Since taking office in 2007, Massachusetts Gov. Deval Patrick has made clean energy initiatives a big part of his administration. But have ratepayers gotten much in return for all the state’s green investment in the electric market? They sure have, the state claims in a new report, and within a few years the payoff should be even bigger.
Once fully implemented in 2015, the governor’s office said in releasing the report, initiatives aimed at energy efficiency, renewable energy and energy innovation “are expected to yield total benefits to electric customers of $2.5 billion – nearly two and a half times as great as the $1.1 billion invested to implement them.”
Aside from energy savings, the reported cites economic development and job creation as major benefits from increasing investment in clean energy. Between 2007 and 2010, clean energy jobs increased 65 percent, the report says, with 11,000 people employed in the sector.
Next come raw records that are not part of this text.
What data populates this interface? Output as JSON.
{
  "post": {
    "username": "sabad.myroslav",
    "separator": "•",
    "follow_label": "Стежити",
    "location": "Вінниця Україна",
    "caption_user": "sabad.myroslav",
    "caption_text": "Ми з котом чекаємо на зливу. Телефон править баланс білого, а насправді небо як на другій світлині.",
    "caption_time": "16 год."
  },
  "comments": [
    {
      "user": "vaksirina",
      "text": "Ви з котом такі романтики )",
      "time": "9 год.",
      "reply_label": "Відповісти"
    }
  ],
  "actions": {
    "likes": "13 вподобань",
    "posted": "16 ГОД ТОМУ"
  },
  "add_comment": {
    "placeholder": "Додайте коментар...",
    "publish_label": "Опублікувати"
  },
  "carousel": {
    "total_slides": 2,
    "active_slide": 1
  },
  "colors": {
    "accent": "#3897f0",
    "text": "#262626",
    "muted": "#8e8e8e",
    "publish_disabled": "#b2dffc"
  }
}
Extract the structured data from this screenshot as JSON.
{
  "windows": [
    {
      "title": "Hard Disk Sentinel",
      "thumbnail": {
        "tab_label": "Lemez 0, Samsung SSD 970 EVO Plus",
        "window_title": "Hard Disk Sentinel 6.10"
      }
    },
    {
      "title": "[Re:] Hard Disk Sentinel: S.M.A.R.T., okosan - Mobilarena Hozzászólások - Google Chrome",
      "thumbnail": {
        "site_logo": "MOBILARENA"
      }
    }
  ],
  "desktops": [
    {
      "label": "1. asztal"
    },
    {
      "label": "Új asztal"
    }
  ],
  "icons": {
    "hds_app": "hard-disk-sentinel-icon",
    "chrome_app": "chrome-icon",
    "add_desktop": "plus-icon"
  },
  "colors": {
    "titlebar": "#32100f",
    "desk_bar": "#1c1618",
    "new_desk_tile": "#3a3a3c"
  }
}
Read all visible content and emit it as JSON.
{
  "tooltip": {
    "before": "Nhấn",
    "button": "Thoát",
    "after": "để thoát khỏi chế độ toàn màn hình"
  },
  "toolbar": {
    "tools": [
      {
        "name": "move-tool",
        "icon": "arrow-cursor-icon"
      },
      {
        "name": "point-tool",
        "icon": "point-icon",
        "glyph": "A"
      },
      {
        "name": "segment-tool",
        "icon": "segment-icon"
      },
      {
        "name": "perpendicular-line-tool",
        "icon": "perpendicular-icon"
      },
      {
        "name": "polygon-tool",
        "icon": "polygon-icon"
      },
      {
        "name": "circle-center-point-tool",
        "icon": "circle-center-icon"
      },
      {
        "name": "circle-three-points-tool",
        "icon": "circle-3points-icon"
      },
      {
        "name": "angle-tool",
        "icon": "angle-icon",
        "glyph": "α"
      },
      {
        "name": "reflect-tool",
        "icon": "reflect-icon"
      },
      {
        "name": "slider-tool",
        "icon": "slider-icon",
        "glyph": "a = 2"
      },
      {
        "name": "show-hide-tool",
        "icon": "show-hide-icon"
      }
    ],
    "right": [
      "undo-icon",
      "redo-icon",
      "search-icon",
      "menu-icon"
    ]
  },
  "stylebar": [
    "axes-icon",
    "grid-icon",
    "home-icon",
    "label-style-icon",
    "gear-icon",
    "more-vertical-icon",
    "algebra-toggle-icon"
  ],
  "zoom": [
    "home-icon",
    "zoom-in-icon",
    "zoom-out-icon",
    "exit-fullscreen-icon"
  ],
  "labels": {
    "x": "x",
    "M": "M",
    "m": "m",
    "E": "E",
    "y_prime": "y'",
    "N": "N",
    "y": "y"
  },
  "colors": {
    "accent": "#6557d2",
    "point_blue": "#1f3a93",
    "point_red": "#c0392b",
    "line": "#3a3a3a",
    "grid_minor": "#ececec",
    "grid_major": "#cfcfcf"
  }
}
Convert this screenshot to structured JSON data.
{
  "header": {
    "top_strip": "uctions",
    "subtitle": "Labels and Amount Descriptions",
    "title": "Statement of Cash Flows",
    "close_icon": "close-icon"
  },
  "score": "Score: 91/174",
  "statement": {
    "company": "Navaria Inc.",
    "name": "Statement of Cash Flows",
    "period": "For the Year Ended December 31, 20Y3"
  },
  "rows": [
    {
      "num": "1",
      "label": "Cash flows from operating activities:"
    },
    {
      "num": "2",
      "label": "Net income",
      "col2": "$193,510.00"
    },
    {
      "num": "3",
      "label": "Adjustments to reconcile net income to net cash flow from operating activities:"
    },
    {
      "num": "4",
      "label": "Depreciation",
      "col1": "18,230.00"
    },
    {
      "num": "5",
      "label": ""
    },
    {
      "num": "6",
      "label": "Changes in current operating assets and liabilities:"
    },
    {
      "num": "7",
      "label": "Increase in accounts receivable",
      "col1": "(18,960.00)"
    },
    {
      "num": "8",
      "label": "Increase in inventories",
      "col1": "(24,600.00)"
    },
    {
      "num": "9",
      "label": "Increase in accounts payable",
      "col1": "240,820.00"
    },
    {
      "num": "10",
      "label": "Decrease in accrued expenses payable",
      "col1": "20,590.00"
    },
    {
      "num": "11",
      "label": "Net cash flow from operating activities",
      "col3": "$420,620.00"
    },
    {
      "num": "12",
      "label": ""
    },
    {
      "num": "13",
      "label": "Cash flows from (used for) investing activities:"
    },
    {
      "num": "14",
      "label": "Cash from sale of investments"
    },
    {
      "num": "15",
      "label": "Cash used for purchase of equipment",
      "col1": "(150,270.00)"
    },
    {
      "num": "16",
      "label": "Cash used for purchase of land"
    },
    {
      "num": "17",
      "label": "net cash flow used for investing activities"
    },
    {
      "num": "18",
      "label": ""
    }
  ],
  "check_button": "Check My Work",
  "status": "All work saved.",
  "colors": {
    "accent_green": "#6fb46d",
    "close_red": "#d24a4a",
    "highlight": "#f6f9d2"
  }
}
The number of solar-power related companies alone jumped from 30 to 200 in the past four years, with employment in that sector nearly doubling.
But while Massachusetts is investing heavily in boosting renewable production and related industries, energy efficiency programs will remain the “cheapest new source of electricity,” the report says, while also helping the state in “securing energy independence, keeping energy dollars within the state, improving the environment and reducing carbon emissions 25 percent below 1990 levels by 2020.”